On Monday, Navy Senior Chief Special Warfare Operator Edward C. Byers Jr. received the Medal Of Honor for his bravery during a December 2012 hostage rescue in rural Afghanistan. Senior Chief Byers is nothing short of an American hero for his actions in the operation, engaging multiple enemy combatants in hand-to-hand combat while making sure the hostage was extracted. Here’s how the Navy described Byer’s swift action in fact of certain danger in their official press release:
As the patrol closed to within 25 meters of the target building, a guard became aware of the rescue force. The forward-most assaulter shot at the guard and ran towards the door to make entry as the guard disappeared inside. Chief Byers was the second assaulter in a sprint towards the door. Six layers of blankets securely fastened to the ceiling and walls served as the Afghan door. While Chief Byers tried to rip down the blankets, the first assaulter pushed his way through the doorway and was immediately shot by enemy AK-47 fire. Chief Byers, fully aware of the hostile threat inside the room, boldly entered and immediately engaged a guard pointing an AK-47 towards him. As he was engaging that guard, another adult male darted towards the corner of the room. Chief Byers could not distinguish if the person may have been the hostage scrambling away or a guard attempting to arm himself with an AK-47 that lay in the corner. Chief Byers tackled the unknown male and seized control of him. While in hand-to-hand combat, Chief Byers maintained control of the unknown male with one hand, while adjusting the focus of his night vision goggles (NVGs) with his other. Once his NVGs were focused, he recognized that the male was not the hostage and engaged the struggling armed guard.

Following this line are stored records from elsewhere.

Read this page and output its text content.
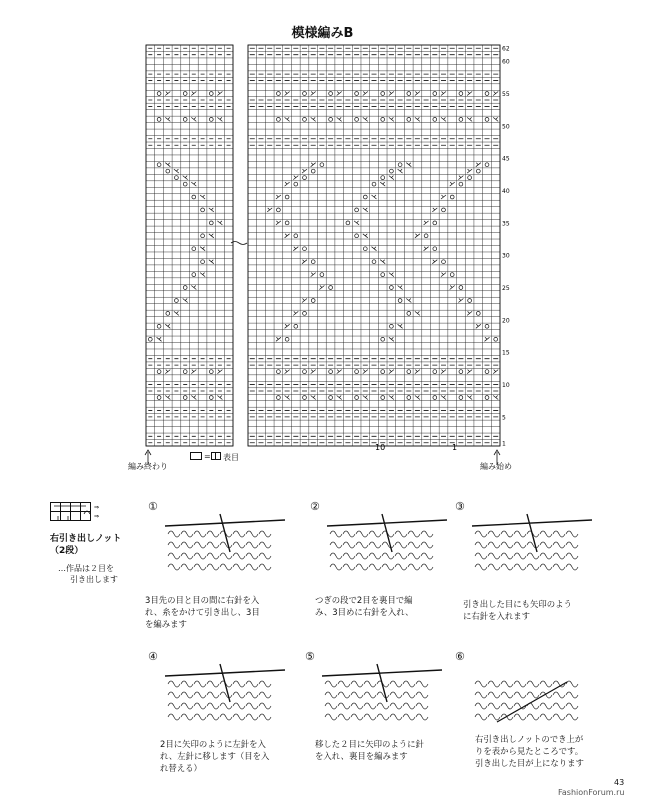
模様編みB
1
5
10
15
20
25
30
35
40
45
50
55
60
62
10	1
編み終わり	編み始め
= 表目
⇒
⇒
右引き出しノット
（2段）
…作品は２目を
引き出します
①
3目先の目と目の間に右針を入
れ、糸をかけて引き出し、3目
を編みます
②
つぎの段で2目を裏目で編
み、3目めに右針を入れ、
③
引き出した目にも矢印のよう
に右針を入れます
④
2目に矢印のように左針を入
れ、左針に移します（目を入
れ替える）
⑤
移した２目に矢印のように針
を入れ、裏目を編みます
⑥
右引き出しノットのでき上が
りを表から見たところです。
引き出した目が上になります
43
FashionForum.ru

By now other team members had entered the room and were calling to Dr. Joseph to identify himself. Chief Byers heard an unknown voice speak English from his right side. He immediately leaped across the room and selflessly flung his body on top of the American hostage, shielding him from the continued rounds being fired across the room. Almost simultaneously, Chief Byers identified an additional enemy fighter directly behind Dr. Joseph. While covering the hostage with his body, Chief Byers was able to pin the enemy combatant to the wall with his hand around the enemy’s throat. Unable to fire any effective rounds into the enemy, Chief Byers was able to restrain the combatant enough to enable his teammate to fire precision shots, eliminating the final threat within the room.
Last night on Colbert, the Navy SEAL hero was a total class act, using the appearance on national TV to pay tribute to US Navy Petty Officer 1st Class Nicolas Checque, who was lost in the mission.
The nod Byers gives to Checque and his other fallen brothers is as big of a Bro move as it gets. Bravo to Stephen Colbert for giving such a worthy message an outlet.